<<
>>

Идея: теоретическая формализация

Формализация, в своей сути, уже есть теоретическое усилие мысли по извлечению и произведению общих форм для различного рода содержаний. Если воля проявляется в произво­димых формах бытия и посредством практической формализации определяется в мировоззре­ние человека, то с ней мы имеем такой опыт действия в качестве содержания, что подлежит формализации.

Но с чем должно быть формализовано проявление воли? В отношении чего воля может обрести свою сущность? Подойдем к вопросу с другой стороны, начиная с анализа ху­дожественного опыта эстетизации воли, итогом которого является введение в исследование та­кого понятия как мечта.

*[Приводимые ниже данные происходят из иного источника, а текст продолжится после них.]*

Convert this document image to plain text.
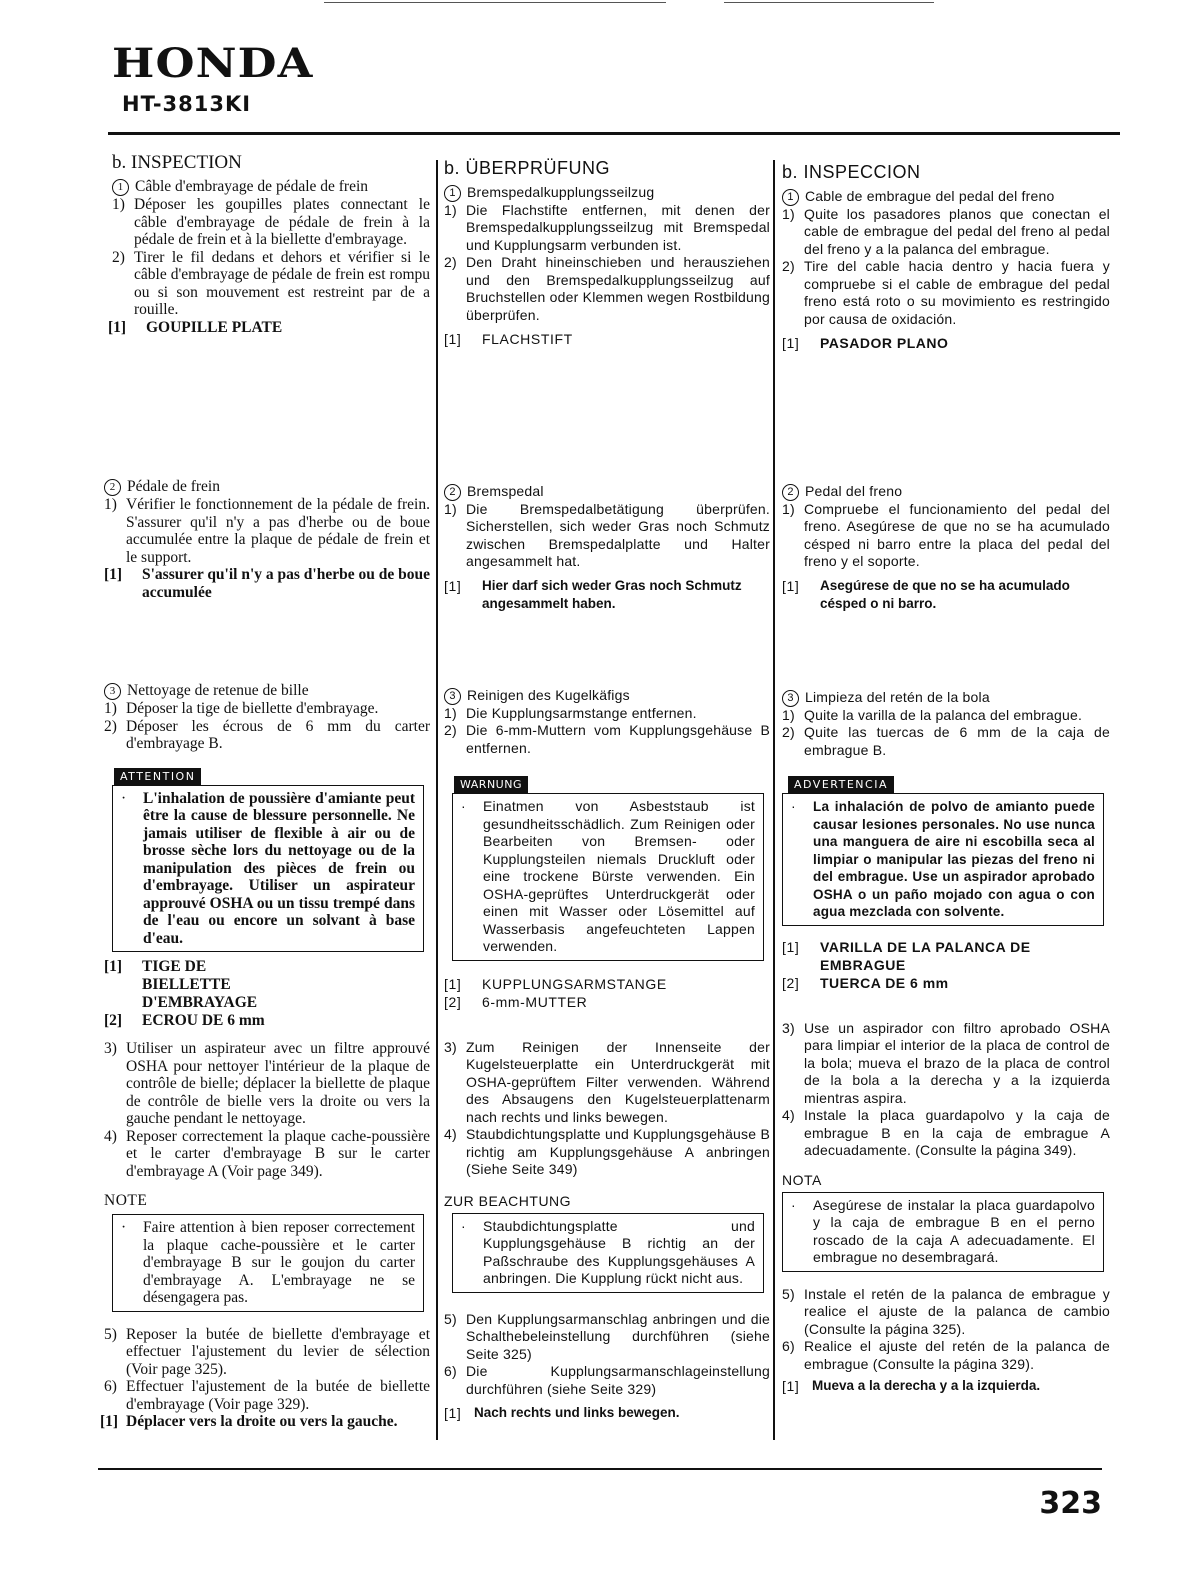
HONDA
HT-3813KI
b. INSPECTION
1 Câble d'embrayage de pédale de frein
1) Déposer les goupilles plates connectant le câble d'embrayage de pédale de frein à la pédale de frein et à la biellette d'embrayage.
2) Tirer le fil dedans et dehors et vérifier si le câble d'embrayage de pédale de frein est rompu ou si son mouvement est restreint par de a rouille.
[1]	GOUPILLE PLATE
2 Pédale de frein
1) Vérifier le fonctionnement de la pédale de frein. S'assurer qu'il n'y a pas d'herbe ou de boue accumulée entre la plaque de pédale de frein et le support.
[1]	S'assurer qu'il n'y a pas d'herbe ou de boue accumulée
3 Nettoyage de retenue de bille
1) Déposer la tige de biellette d'embrayage.
2) Déposer les écrous de 6 mm du carter d'embrayage B.
ATTENTION
·	L'inhalation de poussière d'amiante peut être la cause de blessure personnelle. Ne jamais utiliser de flexible à air ou de brosse sèche lors du nettoyage ou de la manipulation des pièces de frein ou d'embrayage. Utiliser un aspirateur approuvé OSHA ou un tissu trempé dans de l'eau ou encore un solvant à base d'eau.
[1]	TIGE DE BIELLETTE D'EMBRAYAGE
[2]	ECROU DE 6 mm
3) Utiliser un aspirateur avec un filtre approuvé OSHA pour nettoyer l'intérieur de la plaque de contrôle de bielle; déplacer la biellette de plaque de contrôle de bielle vers la droite ou vers la gauche pendant le nettoyage.
4) Reposer correctement la plaque cache-poussière et le carter d'embrayage B sur le carter d'embrayage A (Voir page 349).
NOTE
·	Faire attention à bien reposer correctement la plaque cache-poussière et le carter d'embrayage B sur le goujon du carter d'embrayage A. L'embrayage ne se désengagera pas.
5) Reposer la butée de biellette d'embrayage et effectuer l'ajustement du levier de sélection (Voir page 325).
6) Effectuer l'ajustement de la butée de biellette d'embrayage (Voir page 329).
[1] Déplacer vers la droite ou vers la gauche.
b. ÜBERPRÜFUNG
1 Bremspedalkupplungsseilzug
1) Die Flachstifte entfernen, mit denen der Bremspedalkupplungsseilzug mit Bremspedal und Kupplungsarm verbunden ist.
2) Den Draht hineinschieben und herausziehen und den Bremspedalkupplungsseilzug auf Bruchstellen oder Klemmen wegen Rostbildung überprüfen.
[1]	FLACHSTIFT
2 Bremspedal
1) Die Bremspedalbetätigung überprüfen. Sicherstellen, sich weder Gras noch Schmutz zwischen Bremspedalplatte und Halter angesammelt hat.
[1]	Hier darf sich weder Gras noch Schmutz angesammelt haben.
3 Reinigen des Kugelkäfigs
1) Die Kupplungsarmstange entfernen.
2) Die 6-mm-Muttern vom Kupplungsgehäuse B entfernen.
WARNUNG
·	Einatmen von Asbeststaub ist gesundheitsschädlich. Zum Reinigen oder Bearbeiten von Bremsen- oder Kupplungsteilen niemals Druckluft oder eine trockene Bürste verwenden. Ein OSHA-geprüftes Unterdruckgerät oder einen mit Wasser oder Lösemittel auf Wasserbasis angefeuchteten Lappen verwenden.
[1]	KUPPLUNGSARMSTANGE
[2]	6-mm-MUTTER
3) Zum Reinigen der Innenseite der Kugelsteuerplatte ein Unterdruckgerät mit OSHA-geprüftem Filter verwenden. Während des Absaugens den Kugelsteuerplattenarm nach rechts und links bewegen.
4) Staubdichtungsplatte und Kupplungsgehäuse B richtig am Kupplungsgehäuse A anbringen (Siehe Seite 349)
ZUR BEACHTUNG
·	Staubdichtungsplatte und Kupplungsgehäuse B richtig an der Paßschraube des Kupplungsgehäuses A anbringen. Die Kupplung rückt nicht aus.
5) Den Kupplungsarmanschlag anbringen und die Schalthebeleinstellung durchführen (siehe Seite 325)
6) Die Kupplungsarmanschlageinstellung durchführen (siehe Seite 329)
[1] Nach rechts und links bewegen.
b. INSPECCION
1 Cable de embrague del pedal del freno
1) Quite los pasadores planos que conectan el cable de embrague del pedal del freno al pedal del freno y a la palanca del embrague.
2) Tire del cable hacia dentro y hacia fuera y compruebe si el cable de embrague del pedal freno está roto o su movimiento es restringido por causa de oxidación.
[1]	PASADOR PLANO
2 Pedal del freno
1) Compruebe el funcionamiento del pedal del freno. Asegúrese de que no se ha acumulado césped ni barro entre la placa del pedal del freno y el soporte.
[1]	Asegúrese de que no se ha acumulado césped o ni barro.
3 Limpieza del retén de la bola
1) Quite la varilla de la palanca del embrague.
2) Quite las tuercas de 6 mm de la caja de embrague B.
ADVERTENCIA
·	La inhalación de polvo de amianto puede causar lesiones personales. No use nunca una manguera de aire ni escobilla seca al limpiar o manipular las piezas del freno ni del embrague. Use un aspirador aprobado OSHA o un paño mojado con agua o con agua mezclada con solvente.
[1]	VARILLA DE LA PALANCA DE EMBRAGUE
[2]	TUERCA DE 6 mm
3) Use un aspirador con filtro aprobado OSHA para limpiar el interior de la placa de control de la bola; mueva el brazo de la placa de control de la bola a la derecha y a la izquierda mientras aspira.
4) Instale la placa guardapolvo y la caja de embrague B en la caja de embrague A adecuadamente. (Consulte la página 349).
NOTA
·	Asegúrese de instalar la placa guardapolvo y la caja de embrague B en el perno roscado de la caja A adecuadamente. El embrague no desembragará.
5) Instale el retén de la palanca de embrague y realice el ajuste de la palanca de cambio (Consulte la página 325).
6) Realice el ajuste del retén de la palanca de embrague (Consulte la página 329).
[1] Mueva a la derecha y a la izquierda.
323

В опыте, именуемым прозрением, мечта является в своем виде. Мечта раскрывается здесь в свете, в котором человек ощущает и осознает себя самим собой. Обраще­ние к мечте — это обращение к истине, к тому, что есть. Будучи еще не исполненной, мечта раскрывает горизонт будущего перед человеком таким образом, что открытая истина делает его присутствующим в будущем. Мы получаем два модуса человеческого бытия — воление и об­ращение к истине. Перенесем формализацию воли в вопрос взаимосвязи воли и мечты: чтобы иметь возможность проявить сильную (длинную) волю, необходимо обладать мечтой. Мечта является условием именования своей воли. Возникает задача формализации двух модусов чело­веческого бытия: воления и обращения к истине. Оба модуса должны быть приведены к общей форме, организующей действие, но которая сама рождается мыслью. Такая форма суть идея, что организует волю, но сама организуется мыслью. Если практическая формализация извлека­ет формы свободы, собранные напряжением воли между действенными установками и целями, то теоретическая формализация ставит вопрос о самой форме как сути мировоззрения, отож­дествляя ее с идеей. И эта идея требует практики воли, но сама рождается из образов мечты. Идея стягивает и собирает волю и мечту в сложную конфигурацию, образующую субъектность человека.
Задача философии в свою эпоху - осмыслить эту субъектность извлечением модусов человеческого бытия.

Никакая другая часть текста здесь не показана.